Extreme Multi-label classification - XRTransformer - Using word embeddings of Label descriptions for clustering
codemonk2023 opened this issue ยท 6 comments
I have descriptions for labels and would like to use them as features instead of positive examples. Am looking for a code example to make PECOS use only BERT(my own) encoded label descriptions features instead of TD-IDF. I am fine if it has to be TF-IDF + label descriptions embeddings.
am reading the below notebook s
https://github.com/amzn/pecos/blob/mainline/tutorials/kdd22/Session%202%20Extreme%20Multi-label%20Classification%20with%20PECOS.ipynb
https://github.com/amzn/pecos/blob/mainline/tutorials/kdd22/Session%205%20eXtreme%20Multi-label%20Classification%20with%20XR-Transformer.ipynb
Is creating .npz way to go? is there any example of taking BERT embeddings saving them in .npz file? is it possible to configure not to use TF-IDF for both mult-label classifier which predicts clusters and ranker?
is there a description of the ranker model in terms of tuning it to better?
@jiong-zhang Thank you for wonderful work and trying to see if you have any thoughts on this.
The hierarchical clustering implementation could take both dense and sparse feature matrix as input, you can just run Indexer.gen(label_feat)
with label_feat
being either numpy.ndarray
or scipy.sparse.csr.csr_matrix
.
Yes you can train the model without any TF-IDF feature at all, the sparse X feature is optional.
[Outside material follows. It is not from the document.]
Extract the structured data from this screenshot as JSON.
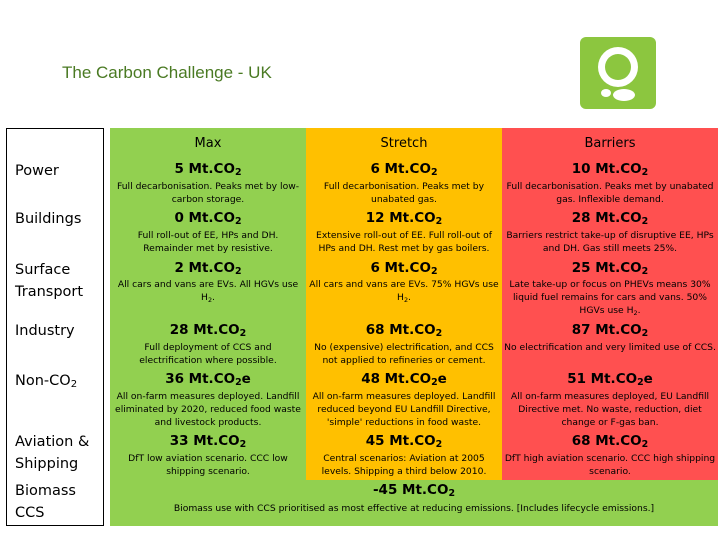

Generally speaking not using TF-IDF would have negative impact on your model performance but it's data dependent.
Thank you! Do you have any example just testing without TF-IDF and using transformers?
@jiong-zhang Also am following custom dataset example from here. https://github.com/amzn/pecos/blob/mainline/tutorials/kdd22/Session%205%20eXtreme%20Multi-label%20Classification%20with%20XR-Transformer.ipynb
Below is my output-labels.txt which list of label names. Am assuming label_feat need to follow same order as labels in output-labels.txt. Please correct me if am wrong.
class1
class2
class3
class4
Yes the label feature columns corresponds to the lines of the definition of the output labels.
Thank you! Do you have any example just testing without TF-IDF and using transformers?
For CLI tool, argument -x
to python3 -m pecos.xmc.xtransformer.train
is optional.
For python API, argument X_feat
to MLProblemWithText
is optional.
If you don't feed the feature XR-Transformer will not use TF-IDF.
Note that you'll need to construct your own label features or indexer if you don't supply the TF-IDF features.